According to Section 9.2 of a User Guide for "Ecopath with Ecosim," what you are showing seem to be fits of a dynamic coupled differential-equation model to time-series data of the biomass of (potentially multiple) predator and prey species. The quote in the OP explaining the SS
values (on page 81 of the User Guide) is followed by an explanation of the weights:
Each reference data series can be assigned a relative weight using a simple spreadsheet in the search interface, representing a prior assessment by the user about relatively how variable or reliable that type of data is compared to the other reference time series.
So this isn't the same as an ordinary (or weighted, in the usual sense) linear least-squares regression. There is a dynamic model fit to multiple outcomes observed over time, with outcomes contributing differentially to the fit of the model depending on their estimated reliability. The time-series aspect of the modeling adds additional complications.
The simplest thing would be to proceed as @Dave suggests in another answer. For each type of biomass, you could use the weighted residual sum of squares as the numerator of the fraction shown on the right, provided that you similarly weighted the sum of squared deviations of the individual log-biomass values from the mean log-biomass over the observations that form the denominator. That should be easy to calculate from the data you provided to the model.

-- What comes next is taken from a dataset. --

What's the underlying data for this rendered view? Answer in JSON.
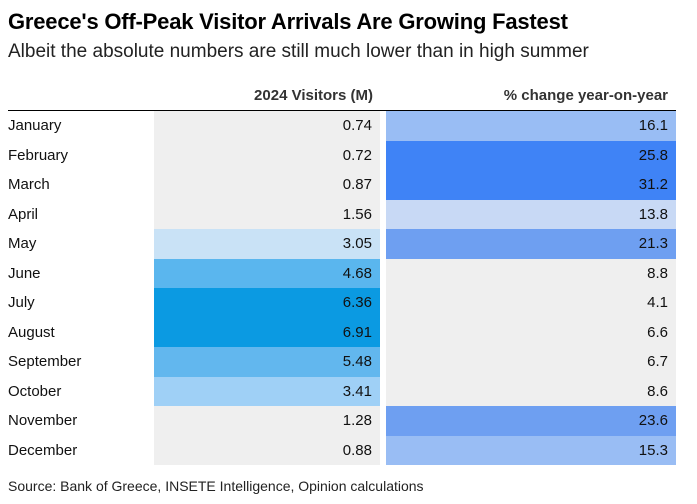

There are problems with that.
First, even with a simple ordinary least squares model, you can get an arbitrarily high $R^2$ just by fitting a more complex model. Thus an $R^2$ adjusted for the number of fitted parameters is typically preferred. Yet this model is fitting a very large number of parameters to handle the interactions among the species in the ecosystem.
Second, time-series data can be lead to anomalously high $R^2$ values due to autocorrelation among observations. As the User Guide says on page 94, you need "to account for autocorrelation in the model residuals that is expected even under the null hypothesis."
Section 9.5.7 of the User Guide, "Time series random effects," indicates that there might be a way to get a global F-statistic "under the null hypothesis that all of the deviations between model and predicted abundances are due to chance alone." That uses Monte Carlo simulations to deal with the autocorrelation problem. That would seem to be a more useful estimate of model performance than $R^2$ values for individual (log) biomass values. I don't have any experience with this software, however, so I suggest that you work closely with someone who does to make sure that I'm interpreting that section of the User Guide properly.